Pollak (1992) acrescenta que, a memória se apresenta como um elemento
constituinte da identidade uma vez que nela se expressa o sentimento de
continuidade e de coerência da pessoa na sua reconstrução de si, como podemos
ver a seguir:
Acho muito bom, a gente volta ao passado. […] é gostoso… é gostoso… […] é assim um dever cumprido […] (SPRICIGO, 2007).
Quando me procuraste eu fiquei… até disse à minha esposa, fiquei muito emocionado mesmo, porque ainda se lembram de mim […] Fiquei muito satisfeito mesmo, muito contente (ESPÍRITO SANTO, 2007).
Eu me sinto bem falando do passado, remexendo nas memórias. Tem coisa assim que emociona. A gente é ser humano… A gente recorda muita coisa… a amizade… (PÉRES, 2007).
De fato, nos sentimentos expressados e nas memórias dos profissionais de
enfermagem, podemos visualizar como as experiências vivenciadas no momento do
surgimento da aids influenciaram suas vidas e os ajudaram a constituírem a sua
identidade, como pessoas e como profissionais de saúde realizados.
Segundo Porto (2004), a identidade profissional da enfermeira constrói-se a
partir dos seus significados e tem como base as suas experiências pessoais,
familiares, socioculturais e profissionais, que perspassam toda a trajetória de suas
vidas. Assim, a noção de identidade também está associada à idéia de memória,
entendida como um sentido de continuidade e de permanência.
Algumas falas apresentadas anteriormente, mostram-nos também que a
identidade do profissional de enfermagem é construída na interação com os outros
profissionais, com os pacientes e com a sociedade em geral. De fato, Pereira (2006)
diz-nos que, a identidade profissional é construída a partir de uma identidade para si
e de uma identidade para os outros, ou seja, no auto-reconhecimento de si próprio e
no reconhecimento pelo outro. A construção da identidade profissional assenta ainda
no sentimento de pertença a um grupo profissional, com uma missão própria, com
características particulares e com o seu próprio âmbito de atuação.

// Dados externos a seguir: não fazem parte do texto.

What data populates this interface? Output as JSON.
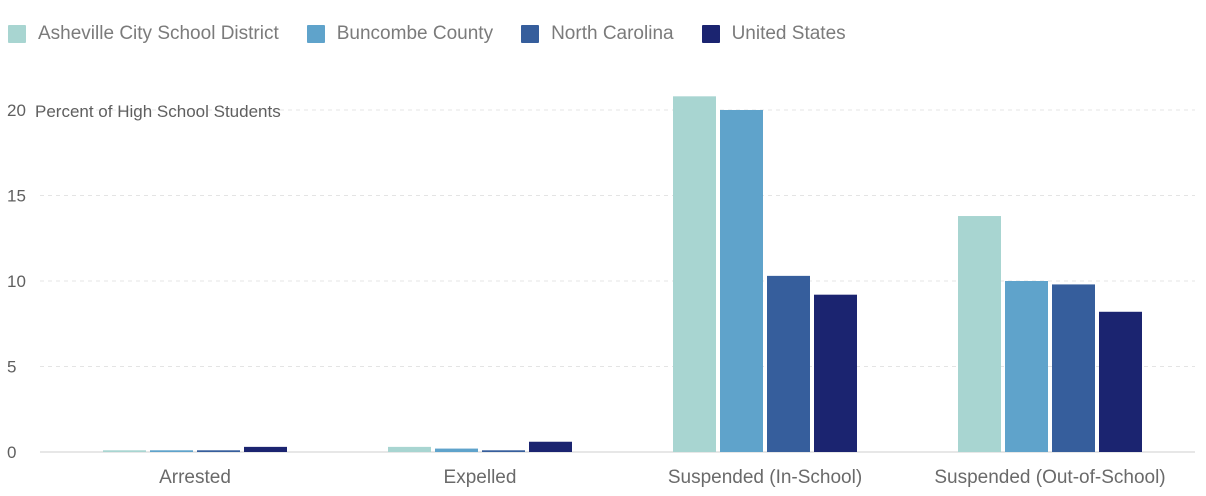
{
  "chart_data": {
    "type": "bar",
    "ylabel": "Percent of High School Students",
    "ylim": [
      0,
      20
    ],
    "yticks": [
      0,
      5,
      10,
      15,
      20
    ],
    "grid": true,
    "legend_position": "top-left",
    "categories": [
      "Arrested",
      "Expelled",
      "Suspended (In-School)",
      "Suspended (Out-of-School)"
    ],
    "series": [
      {
        "name": "Asheville City School District",
        "color": "#a8d5d1",
        "values": [
          0.1,
          0.3,
          20.8,
          13.8
        ]
      },
      {
        "name": "Buncombe County",
        "color": "#5fa3cb",
        "values": [
          0.1,
          0.2,
          20.0,
          10.0
        ]
      },
      {
        "name": "North Carolina",
        "color": "#365e9c",
        "values": [
          0.1,
          0.1,
          10.3,
          9.8
        ]
      },
      {
        "name": "United States",
        "color": "#1b2470",
        "values": [
          0.3,
          0.6,
          9.2,
          8.2
        ]
      }
    ]
  }
}
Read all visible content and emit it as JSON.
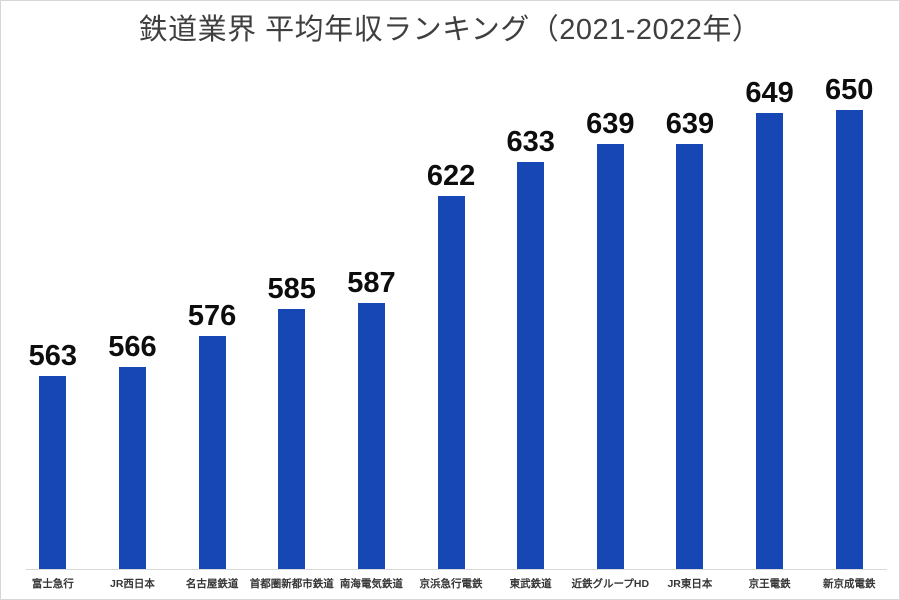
{
  "page": {
    "background": "#ffffff",
    "frame_border_color": "#d7d7da"
  },
  "chart_data": {
    "type": "bar",
    "title": "鉄道業界 平均年収ランキング（2021-2022年）",
    "categories": [
      "富士急行",
      "JR西日本",
      "名古屋鉄道",
      "首都圏新都市鉄道",
      "南海電気鉄道",
      "京浜急行電鉄",
      "東武鉄道",
      "近鉄グループHD",
      "JR東日本",
      "京王電鉄",
      "新京成電鉄"
    ],
    "values": [
      563,
      566,
      576,
      585,
      587,
      622,
      633,
      639,
      639,
      649,
      650
    ],
    "xlabel": "",
    "ylabel": "",
    "ylim": [
      500,
      660
    ],
    "grid": false,
    "legend": "none",
    "data_labels": true,
    "bar_color": "#1747b4",
    "value_label_color": "#0d0d0d",
    "category_label_color": "#363636",
    "title_color": "#3f3f3f",
    "axis_line_color": "#d9d9d9"
  }
}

Neste sentido, ao ler as memórias dos profissionais de enfermagem,
podemos verificar que todos possuem esse sentimento de pertencimento e
identificação profissional, quando enfatizam que gostam de trabalhar com pessoas
que vivem com HIV e, no caso dos entrevistados aposentados, se tivessem que
voltar a trabalhar, que gostariam de voltar a exercer as suas funções na mesma área
de atuação, ou seja, com aids.
Eu gostava muito de trabalhar na infecto […] se fosse pra eu trabalhar hoje eu escolhia o HNR e escolhia trabalhar na infecto […] Desculpa o meu comportamento de chorar assim, mas é que foi uma vida, foi uma vida, sabe… tem muitas recordações […] (PÉRES, 2007).